I forgive myself that I have accepted and allowed myself to have a predefined idea towards my sister based on hearing her words and accordingly judge her and create a separation within ourselves which is actually only existing at a thought-level as a memory – nothing else so, I realize that I cannot change the fate of that child – every person will face their own creation equal and one and thus I don’t allow myself to worry about an upcoming child being bursting woman’s fountains.
I forgive myself that I have accepted and allowed myself to load back this memory when seeing my sister as a way that then limits myself as ‘how I see here’ which is in essence not supportive for myself or her as it only exists as separation, further one.
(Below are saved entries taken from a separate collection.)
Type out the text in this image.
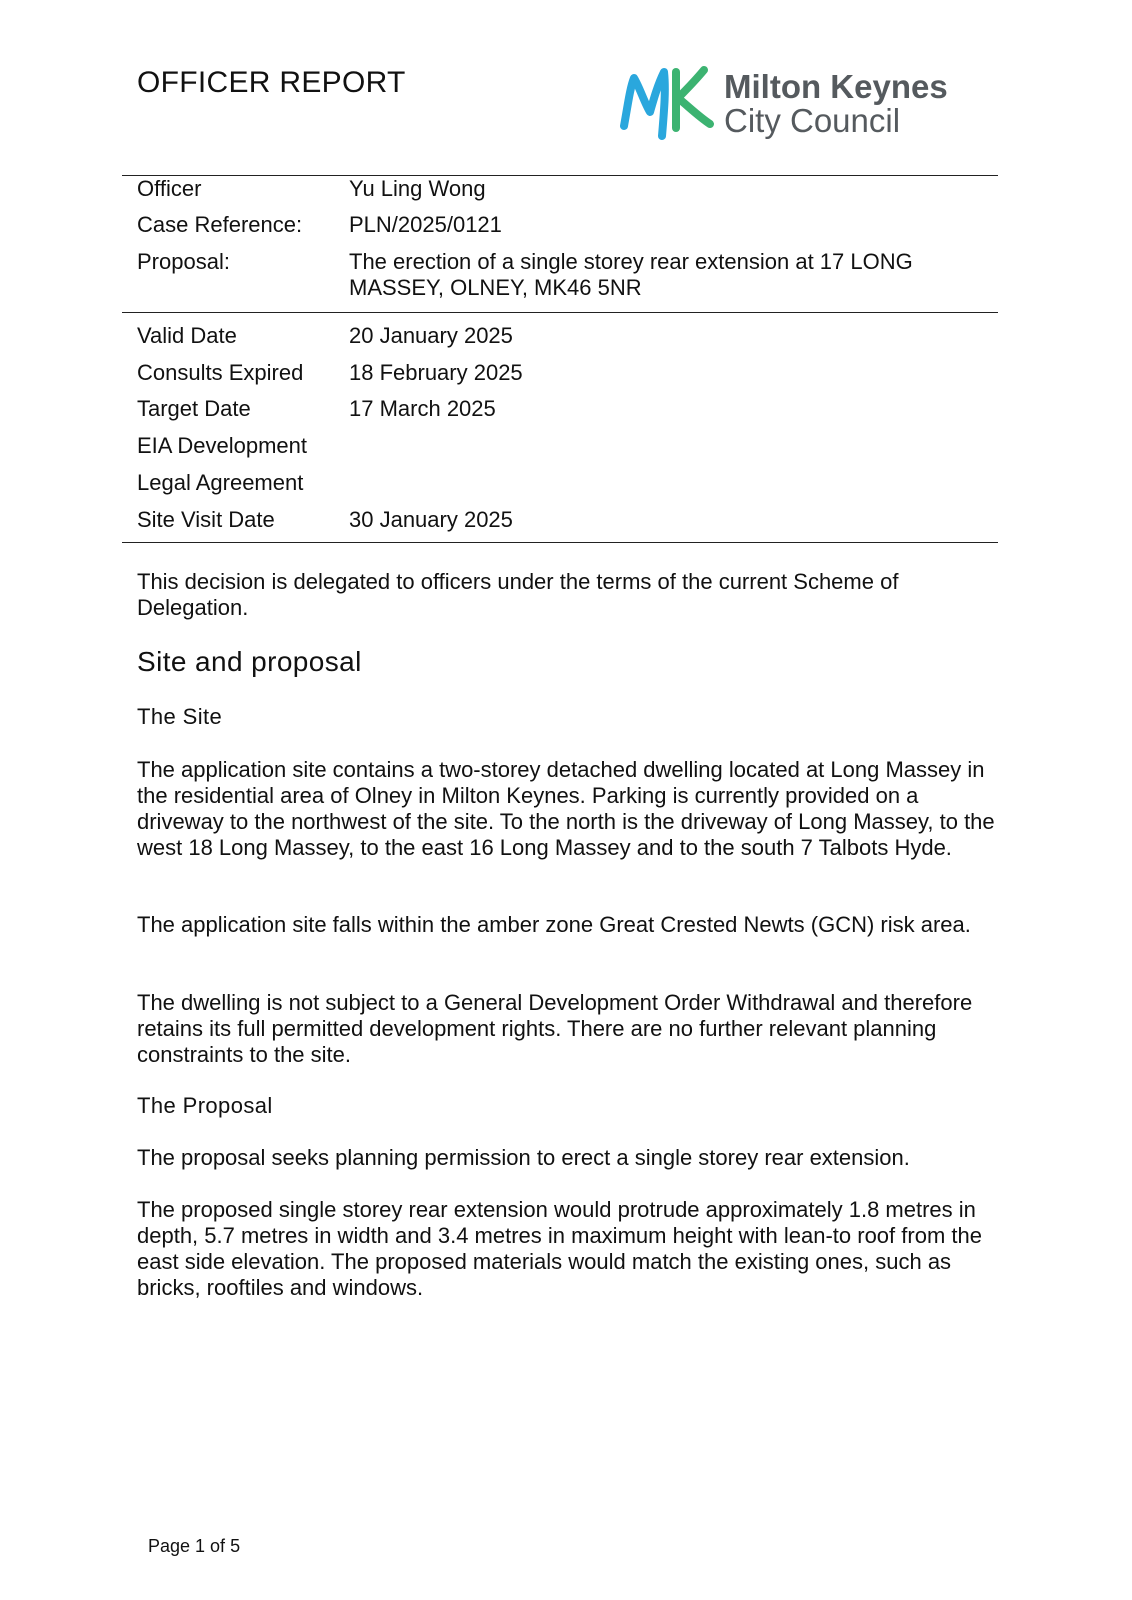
OFFICER REPORT	Milton Keynes
City Council
Officer	Yu Ling Wong
Case Reference: PLN/2025/0121
Proposal:	The erection of a single storey rear extension at 17 LONG MASSEY, OLNEY, MK46 5NR
Valid Date	20 January 2025
Consults Expired 18 February 2025
Target Date	17 March 2025
EIA Development
Legal Agreement
Site Visit Date	30 January 2025
This decision is delegated to officers under the terms of the current Scheme of Delegation.
Site and proposal
The Site
The application site contains a two-storey detached dwelling located at Long Massey in the residential area of Olney in Milton Keynes. Parking is currently provided on a driveway to the northwest of the site. To the north is the driveway of Long Massey, to the west 18 Long Massey, to the east 16 Long Massey and to the south 7 Talbots Hyde.
The application site falls within the amber zone Great Crested Newts (GCN) risk area.
The dwelling is not subject to a General Development Order Withdrawal and therefore retains its full permitted development rights. There are no further relevant planning constraints to the site.
The Proposal
The proposal seeks planning permission to erect a single storey rear extension.
The proposed single storey rear extension would protrude approximately 1.8 metres in depth, 5.7 metres in width and 3.4 metres in maximum height with lean-to roof from the east side elevation. The proposed materials would match the existing ones, such as bricks, rooftiles and windows.
Page 1 of 5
I have talked so many times about what we do and process that any fuckup we can simply realize comes from a deliberate point of not wanting to apply ourselves to stop the cycles of enslavement through ideas of that bother ourselves from others when in fact it can only reveal ourselves –
So I walk through that point and stopping thoughts that exist as judgments whenever I’m around me –a part of me refuses to see her as that point that I am trying to deny to myself it exists and thus learn how the actual game works to support ourselves within the emergence of points having to be faced – that’s what we are here for, that’s what we’ll face in all ways and best is to keep ourselves with records of what goes on in a day to then be able to keep track of ‘where we are’ so to speak.
I picked up 2 trees/plants that were lying on the ground and considered how many human beings had seen the tree fallen and the same with another plant and figured out that people don’t give a fuck to see a tree lying on the floor with its roots trying to keep a hold on the ground – no – the moment that such beings are disregarded as equals, they see it as ‘unnecessary ‘ – Seeing ourselves as everything else can only reflect back to ourselves what we do, what we don’t do –
so, I am here to stop the judgments that I realize appear in the form of memories towards people and thus
I forgive myself that I’ve accepted and allowed myself to perpetuate the seclusion of everyone I’ve ever been related to in keeping them in their mind bubble and thus supporting their ego instead of supporting life and within this I assist and support myself to walk through these points wherein I realize I cannot be the ‘final judge’ towards anything or anyone – I can only assess what I’ve done, what I haven’t don – simple as that.